The present study has a few limitations. The case-control study design is a drawback, and we cannot find treatment response and alterations of peripheral adiponectin and IL-8 levels in MDD patients over time through this design. Also, measuring only adiponectin and IL-8 levels does not resemble the whole neuroinflammatory process of MDD. The measurement of other parameters in the same population and laboratory setup would be appropriate. We did not think about the effect of food habits on the analyzed parameters in this study. Therefore, recommend to conduct cohorts, RCTs, and longitudinal studies with multiple pro-and anti-inflammatory cytokines in a similar study population. Also, the present study findings would be better if we could provide biological subtypes of MDD, age of MDD onset, and the frequency and severity of depressive episodes. Alongside these limitations, our study has adequate strengths. For instance, this is the first-ever study in Bangladesh regarding the evaluation of adiponectin and IL-8. Globally, only a few studies have been conducted about this pro-inflammatory cytokine, and some of them obtained inconsistent findings. The present study ensured diversification and homogeneity among the study population. Also, this study performed a sex-specific analysis of serum adiponectin and IL-8 levels in MDD patients.

Practical implications

MDD is a complicated mental disorder that requires several approaches to manage. Because antidepressant medications alone are insufficient to treat moderate to severe depressive episodes, and because antidepressant medications have a limited therapeutic window, using solely antidepressant treatment is not recommended. As a result, a broad range of research data from different geographical locations assists clinicians in determining the severity of MDD and providing appropriate care. The outcomes of this research will help in the evaluation of depression risk. The actual associations of serum adiponectin and IL-8 with MDD have not been established yet. However, these results will contribute to the literature since they reflect the pathophysiology of MDD in a country having a large population. The findings of this research will aid in a better understanding of the pathophysiology of MDD. Since there are no risk assessment markers are not available for MDD at this time, these results may assist psychiatrists in gaining knowledge of how various factors influence the severity of MDD, which may aid them in a better understanding of MDD pathophysiology. Therefore, clinicians can use can use these altered markers as early risk assessment tools to evaluate depression risks.

Conclusion

According to the present study findings, we can assume the associations between altered serum adiponectin and IL-8 levels and the pathophysiology of MDD. The good predictive performance of the ROC analysis gives confidence to the present study findings.
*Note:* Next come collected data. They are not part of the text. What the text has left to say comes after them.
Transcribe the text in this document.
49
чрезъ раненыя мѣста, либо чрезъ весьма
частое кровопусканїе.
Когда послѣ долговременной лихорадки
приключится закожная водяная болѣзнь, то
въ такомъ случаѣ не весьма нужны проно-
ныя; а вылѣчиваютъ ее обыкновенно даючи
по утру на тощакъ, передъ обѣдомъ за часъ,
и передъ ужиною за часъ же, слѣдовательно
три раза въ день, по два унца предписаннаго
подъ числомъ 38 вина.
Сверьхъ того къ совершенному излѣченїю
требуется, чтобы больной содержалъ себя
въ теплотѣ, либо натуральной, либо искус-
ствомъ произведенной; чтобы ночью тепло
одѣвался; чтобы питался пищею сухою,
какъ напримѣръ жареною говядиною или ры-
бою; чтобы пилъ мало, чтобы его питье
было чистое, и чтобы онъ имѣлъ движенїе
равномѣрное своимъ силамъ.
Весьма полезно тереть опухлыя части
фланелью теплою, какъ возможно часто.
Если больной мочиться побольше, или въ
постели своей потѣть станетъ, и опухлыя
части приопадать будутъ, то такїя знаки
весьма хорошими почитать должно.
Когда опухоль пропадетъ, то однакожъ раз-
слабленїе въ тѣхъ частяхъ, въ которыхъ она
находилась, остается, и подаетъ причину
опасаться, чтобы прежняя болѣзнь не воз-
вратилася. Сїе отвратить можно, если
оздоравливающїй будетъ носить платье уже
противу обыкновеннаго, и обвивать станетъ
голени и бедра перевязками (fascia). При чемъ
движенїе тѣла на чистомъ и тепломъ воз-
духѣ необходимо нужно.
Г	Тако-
Therefore, the altered serum adiponectin and IL-8 levels might be indicative to the development of depressive disorder. The current study findings should be considered preliminary, and we recommend further studies with large and more homogeneous samples to explore the role of the above markers on depression.

Acknowledgments

We thank all the participants and their relatives for their cooperation to this study. Also, we would like to thank all physicians and administrative staffs at the department of psychiatry, BSMMU, for their cooperation and support to this study.